Dalam Al Quran, Allah juga sudah memberi landasan serta metode universal dalam urusan mendidik anak perempuan dan laki laki. Menyampaikan aqidah untuk awal pendidikan yang dilakukan Luqman pada anaknya dan juga kasih sayang Rasulullah SAW pada anaknya sudah tertulis dalam Al Quran. Allah SWT sangat menekankan pada pentingnya ketaatan seorang anak pada orang tua dan berbuat baik untuk ibu dan ayahnya, akan tetapi semua ini juga berkaitan dengan hubungan timbal balik.
Orang tua yang hanya mendidik anak sekedarnya tanpa memperhatikan nilai dari kasih sayang moral dan juga keimanan, maka balasan yang akan diterima orang tua juga hanya sekedarnya saja.
Merancang Rumah Tangga Islami
Ibnul Qoyyim berkata, “Bila terlihat kerusakan pada diri anak-anak, mayoritas penyebabnya adalah bersumber dari orangtuanya.”
Bekal nilai Islam yang sudah ditanamkan sejak awal pada anak akan menjadi mebatas baginya untuk tidak melakukan kezaliman dan melindungi anak tersebut dari perbuatan tidak baik yang dilakukan orang lain. Sebuah keluarga yang terus menerus merapkan nila agama Islam akan menjadi pemutus kezaliman dalam diri anak tersebut. Amirul Mukminin Ali ra juga memberikan teladan, “Ajarilah diri-diri kalian dan keluarga-keluarga kalian kebaikan dan bimbinglah mereka.”
Oleh karena itu, menghadirkan kepribadian yang kuat dan sanggup memberikan kekuatan pada orang lain harus dilakukan sejak awal dimulai dari merancang atau membangun rumah tangga menurut Islam. Cara mendapatkan jodoh menurut Islam akan menjadi hal terpenting yang harus diperhatikan sebab akan menentukan kualitas dari keturunan. Inilah yang membuat Islam mengajarkan untuk tidak memulai rumah tangga dengan zina karena hamil di luar nikah bukan cara baik untuk mendapatkan anak yang baik juga.
Saat sedang mengandung, ibu juga dianjurkan untuk memperbanyak hukum bacaan Al Quran, berdzikir dan juga menyanyikan atau bersenandung lagu Islami dan semua hal yang bisa mendekatkan diri pada Allah SWT. Janin yang mendengar segala hal baik, maka Insya Allah juga akan terlahir bersih.

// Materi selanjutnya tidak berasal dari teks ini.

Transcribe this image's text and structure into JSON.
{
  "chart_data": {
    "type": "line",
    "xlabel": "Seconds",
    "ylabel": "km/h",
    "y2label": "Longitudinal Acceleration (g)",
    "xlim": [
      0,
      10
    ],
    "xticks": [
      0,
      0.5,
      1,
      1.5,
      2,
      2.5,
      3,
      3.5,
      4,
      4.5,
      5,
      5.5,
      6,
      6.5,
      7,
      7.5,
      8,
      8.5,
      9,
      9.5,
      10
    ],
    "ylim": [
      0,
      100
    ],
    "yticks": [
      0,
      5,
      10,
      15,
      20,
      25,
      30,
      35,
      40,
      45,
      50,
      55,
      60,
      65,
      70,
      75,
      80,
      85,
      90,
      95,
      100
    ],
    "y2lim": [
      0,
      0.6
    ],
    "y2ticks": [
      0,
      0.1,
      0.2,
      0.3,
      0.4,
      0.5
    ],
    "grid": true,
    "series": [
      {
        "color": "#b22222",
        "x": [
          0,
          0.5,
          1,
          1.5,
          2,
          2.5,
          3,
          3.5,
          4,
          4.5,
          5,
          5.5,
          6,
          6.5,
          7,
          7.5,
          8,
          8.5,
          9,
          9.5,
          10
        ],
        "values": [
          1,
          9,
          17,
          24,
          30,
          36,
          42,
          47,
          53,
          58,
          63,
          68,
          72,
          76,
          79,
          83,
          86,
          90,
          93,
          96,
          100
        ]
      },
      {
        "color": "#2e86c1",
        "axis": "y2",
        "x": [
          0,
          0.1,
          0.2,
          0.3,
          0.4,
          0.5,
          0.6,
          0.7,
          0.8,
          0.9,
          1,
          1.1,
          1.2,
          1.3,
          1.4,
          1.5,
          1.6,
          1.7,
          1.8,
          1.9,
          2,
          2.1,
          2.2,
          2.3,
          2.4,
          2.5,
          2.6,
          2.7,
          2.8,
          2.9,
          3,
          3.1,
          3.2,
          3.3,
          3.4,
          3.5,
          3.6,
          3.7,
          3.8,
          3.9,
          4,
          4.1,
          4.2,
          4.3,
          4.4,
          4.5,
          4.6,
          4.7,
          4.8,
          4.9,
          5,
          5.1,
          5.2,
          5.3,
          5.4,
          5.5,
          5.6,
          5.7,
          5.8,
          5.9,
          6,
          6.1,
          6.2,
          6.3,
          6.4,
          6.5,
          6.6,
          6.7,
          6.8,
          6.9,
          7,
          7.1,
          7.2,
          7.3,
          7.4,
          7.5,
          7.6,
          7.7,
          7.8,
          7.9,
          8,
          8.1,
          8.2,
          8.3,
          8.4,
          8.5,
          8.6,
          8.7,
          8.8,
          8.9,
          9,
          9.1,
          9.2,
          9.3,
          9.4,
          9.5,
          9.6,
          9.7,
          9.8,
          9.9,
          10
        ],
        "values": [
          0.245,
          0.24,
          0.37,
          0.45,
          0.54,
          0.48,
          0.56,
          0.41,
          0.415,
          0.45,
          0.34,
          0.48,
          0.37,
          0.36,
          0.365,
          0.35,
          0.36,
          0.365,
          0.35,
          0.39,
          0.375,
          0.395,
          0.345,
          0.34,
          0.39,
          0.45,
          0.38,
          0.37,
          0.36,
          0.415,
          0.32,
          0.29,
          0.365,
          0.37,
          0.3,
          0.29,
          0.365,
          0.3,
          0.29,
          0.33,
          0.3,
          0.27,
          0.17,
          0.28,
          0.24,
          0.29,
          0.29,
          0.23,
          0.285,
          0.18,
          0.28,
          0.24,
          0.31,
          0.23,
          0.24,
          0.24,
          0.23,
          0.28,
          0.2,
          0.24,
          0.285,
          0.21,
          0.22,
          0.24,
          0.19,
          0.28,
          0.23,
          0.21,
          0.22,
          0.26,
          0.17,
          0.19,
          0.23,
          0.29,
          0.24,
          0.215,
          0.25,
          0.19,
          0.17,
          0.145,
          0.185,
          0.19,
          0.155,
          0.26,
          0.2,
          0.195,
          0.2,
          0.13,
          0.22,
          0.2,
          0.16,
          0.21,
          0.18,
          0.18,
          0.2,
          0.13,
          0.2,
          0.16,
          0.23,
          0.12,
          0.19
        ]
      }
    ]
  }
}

“Janganlah kalian menyumpahi diri kalian, dan jangan pula menyumpahi anak-anak kalian dan harta kalian, kalian tidak mengetahui saat permintaan (do’a) dikabulkan sehingga Allah akan mengabulkan sumpah itu” [HR.Muslim].
Dalam hadits diatas dikatakan jika ada waktu baik yang akan mengabulkaun doa dan dalam hadits diatas sudah tertera larangan untuk menyumpahi diri, anak anak dan juga harta karena sumpah tersebut tidak bertepatan dengan waktu dari pengabulan doa sehingga bisa selamat dari ancaman bahaya.
Namun pada kenyataannya, banyak ibu yang melaknat dan menyumpahi anak mereka meskipun dengan alasan tidak memiliki maksud seperti itu.